L’ABC-Québec interpelle le gouvernement afin qu’il retire les clauses dérogatoires du Projet de loi 21 sur la laïcité. Voici pourquoi.

Me Audrey Boctor la présidente de la Division
Me Audrey Boctor la présidente de la Division
Le Projet de loi 21 soulève des enjeux d’une importance capitale pour la société québécoise.

La portée de l’interdiction du port des signes religieux est, à première vue, large : elle vise non seulement les personnes en position de coercition, mais également toute personne considérée comme étant en position d’autorité.

Cela inclut notamment tous les enseignants aux niveaux primaire et secondaire œuvrant dans le réseau public, de même que les directeurs d’école et les directeurs adjoints.

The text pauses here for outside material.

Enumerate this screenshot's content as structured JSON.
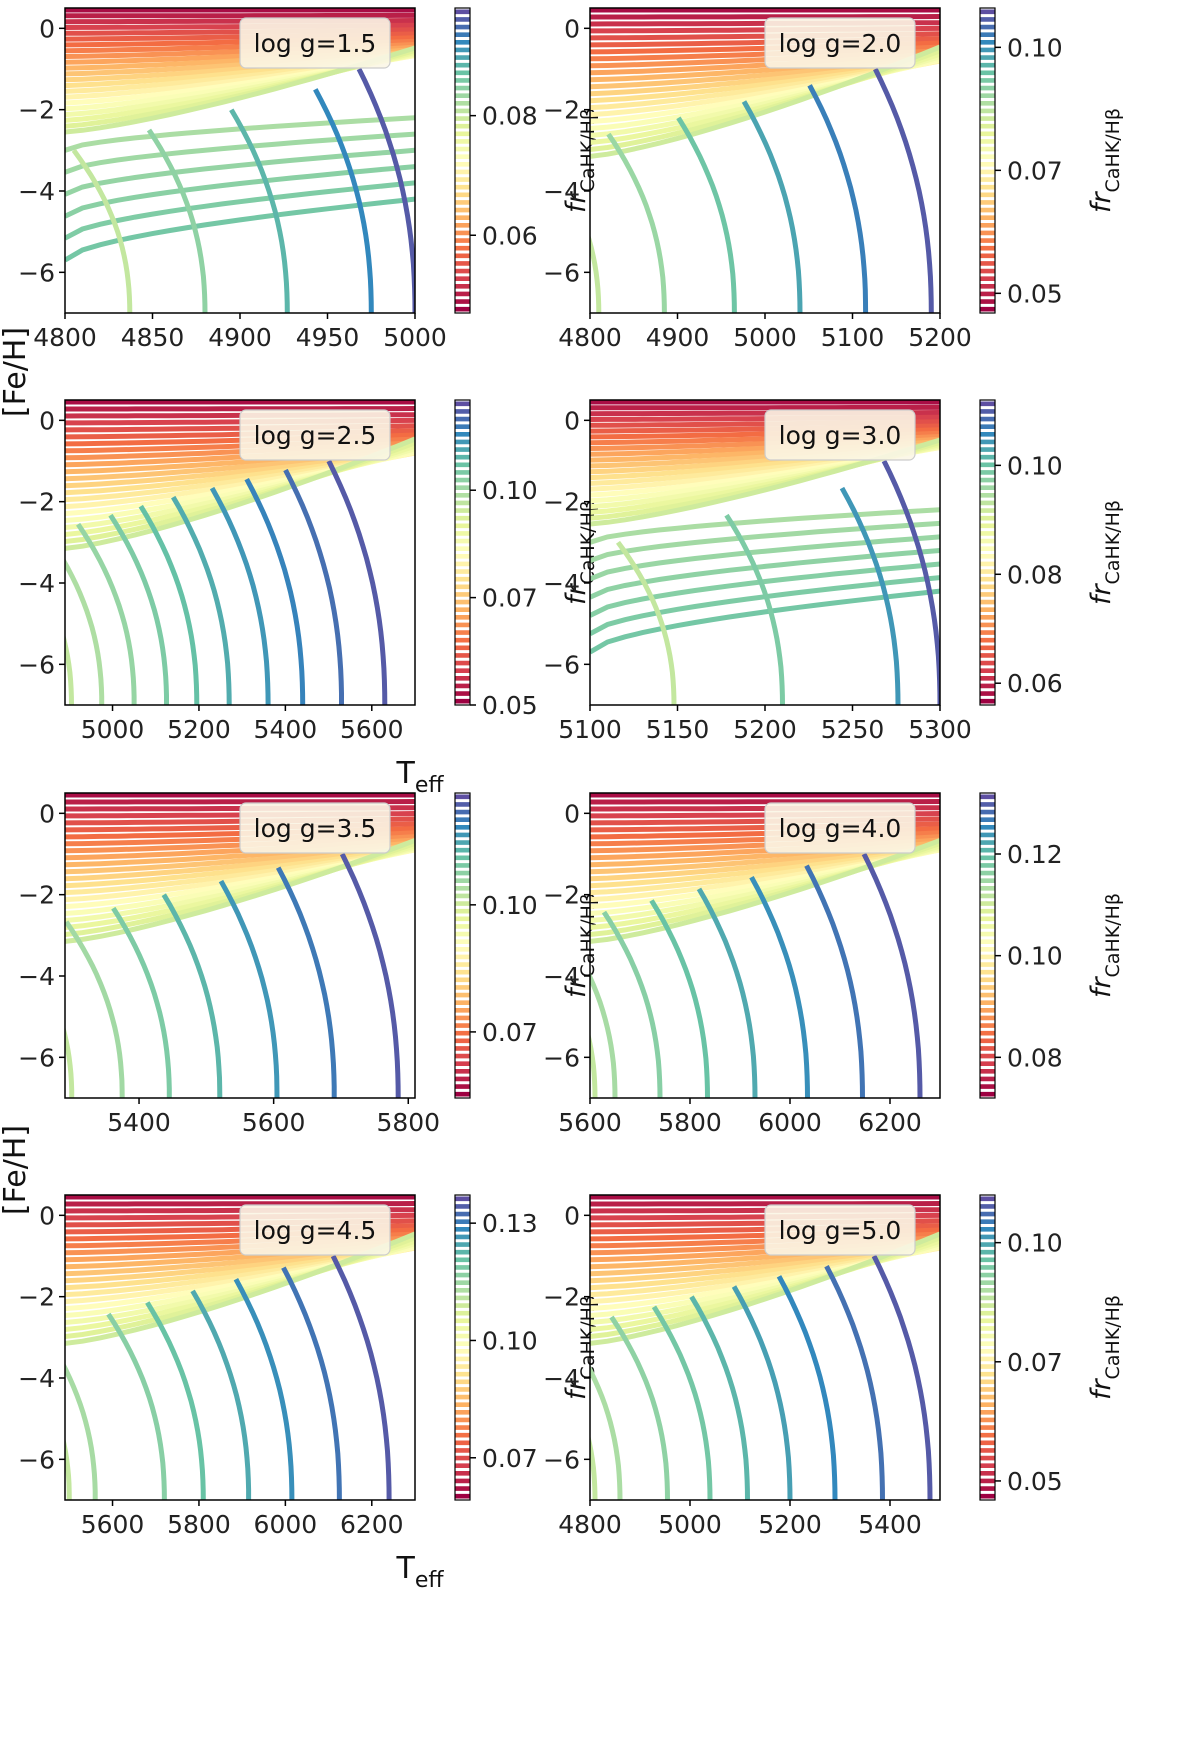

Dans le secteur judiciaire, le projet de loi vise notamment les juges, les procureurs incluant certains procureurs externes, les agents de la paix (policiers, gardiens de prison, agents de la faune), juges de paix, greffiers, commissaires membres de commissions d’enquête, et certains arbitres au sens du Code du travail. De plus, la clause reconnaissant des droits acquis aux employés existants ne les protègera que dans la mesure où ils demeurent dans leur poste actuel.

Un débat à avoir

Le port des signes religieux est clairement protégé par la Charte québécoise et la Charte canadienne au titre de la liberté de religion, tout comme la neutralité religieuse de l’État.

Il y a assurément un débat à avoir, ici et ailleurs, afin de savoir quelles interdictions associées au port des signes religieux pourraient se justifier au sein d’une société libre et démocratique, dans le respect des Chartes, instruments à la base de notre tissu social.

Dans une démocratie constitutionnelle comme la nôtre, c’est aux tribunaux que revient la responsabilité de déterminer si une loi viole les droits et libertés protégés par les Chartes, et si une éventuelle violation se justifie au sein d’une société libre et démocratique suivant des critères établis, soit que la loi répond à un objectif urgent et réel et qu’il s’agit d’une mesure proportionnelle.

En théorie, en vertu des Chartes, le législateur peut avoir recours à une clause dérogatoire dans certaines circonstances. Une telle dérogation est de par sa nature exceptionnelle. C’est d’ailleurs pour cette raison que la Charte canadienne oblige le législateur à renouveler la clause dérogatoire à chaque cinq ans afin de laisser à la population l’occasion d’exprimer son accord ou non avec l’étendue de la dérogation à nos valeurs fondamentales.

L’équilibre des Chartes en péril

Dans le contexte actuel, l’équilibre à la base de nos Chartes est mis en péril. Le gouvernement soutient avoir la conviction que le projet de loi est modéré et respecte les Chartes, mais qu’il invoque les clauses dérogatoires « pour éviter de longues batailles juridiques ». Ce faisant, le gouvernement prive la population de l’information nécessaire afin de prendre une décision éclairée sur la question précise de l’étendue de la dérogation à nos valeurs fondamentales.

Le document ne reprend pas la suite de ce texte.